Petitboutdpaind'épice était perché sur une branche dont l'écorce rugueuse très découpée le picotait. Il avait perdu le petit être et regardait tout autour de lui. Des tas d'oiseaux virevoltaient autour de l'arbre, mais aucun ne ressemblait à son petit frère. Soudain, il reconnut des bulles sombres familières posées sur l'herbe. Il poussa un piaillement si sonore que Floriane et madame Hugues sursautèrent. Petitboutdpaind'épice fonça droit sur les lunettes, en frôlant au passage la voisine qui tomba de son perchoir. Floriane poussa d'aussi sonores cris de joie que son oiseau qui atterrit près de la monture.
- Bout d'épice ! Bout d'épice ! Tu m'aimes donc un peu ?
- Toujours des bêtises ! s'exclama madame
Hugues qui essayait de se relever péniblement. Mais la fillette s'accroupit
près de son oiseau qui dansait devant les verres.
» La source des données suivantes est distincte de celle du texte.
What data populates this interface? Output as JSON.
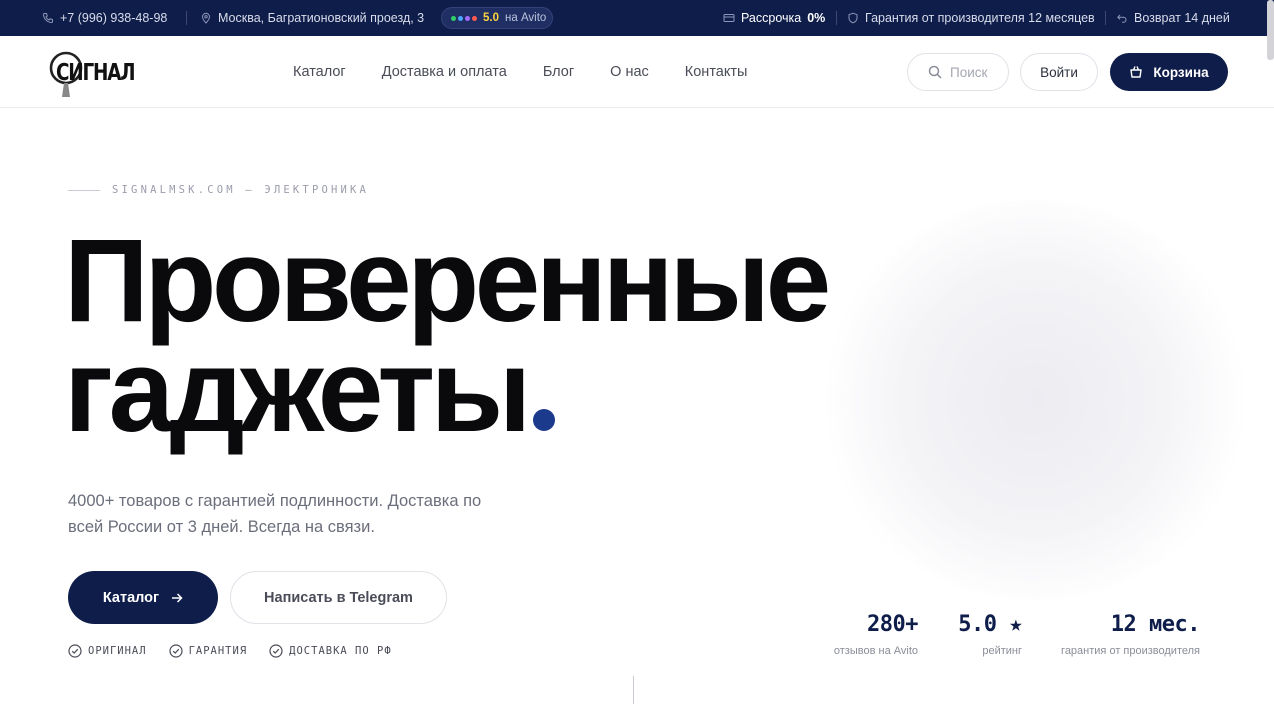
{
  "topbar": {
    "phone": "+7 (996) 938-48-98",
    "address": "Москва, Багратионовский проезд, 3",
    "avito_score": "5.0",
    "avito_label": "на Avito",
    "installment_label": "Рассрочка",
    "installment_value": "0%",
    "warranty": "Гарантия от производителя 12 месяцев",
    "return": "Возврат 14 дней"
  },
  "header": {
    "logo": "СИГНАЛ",
    "nav": [
      "Каталог",
      "Доставка и оплата",
      "Блог",
      "О нас",
      "Контакты"
    ],
    "search_label": "Поиск",
    "login_label": "Войти",
    "cart_label": "Корзина"
  },
  "hero": {
    "eyebrow": "SIGNALMSK.COM — ЭЛЕКТРОНИКА",
    "title_line1": "Проверенные",
    "title_line2": "гаджеты",
    "lead": "4000+ товаров с гарантией подлинности. Доставка по всей России от 3 дней. Всегда на связи.",
    "catalog_button": "Каталог",
    "telegram_button": "Написать в Telegram",
    "badges": [
      "ОРИГИНАЛ",
      "ГАРАНТИЯ",
      "ДОСТАВКА ПО РФ"
    ],
    "stats": [
      {
        "value": "280+",
        "label": "отзывов на Avito"
      },
      {
        "value": "5.0 ★",
        "label": "рейтинг"
      },
      {
        "value": "12 мес.",
        "label": "гарантия от производителя"
      }
    ]
  },
  "colors": {
    "navy": "#0f1d4a",
    "accent_dot": "#1c3a8c",
    "avito_yellow": "#ffd23f"
  }
}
- Je crois qu'il aime vos lunettes ! dit Floriane. Si je les portais, Bout d'épice me suivrait jusqu'à la maison et je pourrais prendre soin de lui.
Effectivement, Petitboutdpaind'épice ne la quitta pas d'un battement d'aile. Il venait de retrouver le petit être. Floriane portait l'oiseau sur son index et le tenait à la hauteur de son visage, à distance respectable pour éviter un éventuel coup de bec. Elle remontait régulièrement les lunettes sur son nez. L'oiseau la regardait droit dans les yeux. Il était si content ! Enfin, le petit être avait accepté de lui parler en face à face. Joyeusement agrippé sur son perchoir, il pépia et s'agita très fort.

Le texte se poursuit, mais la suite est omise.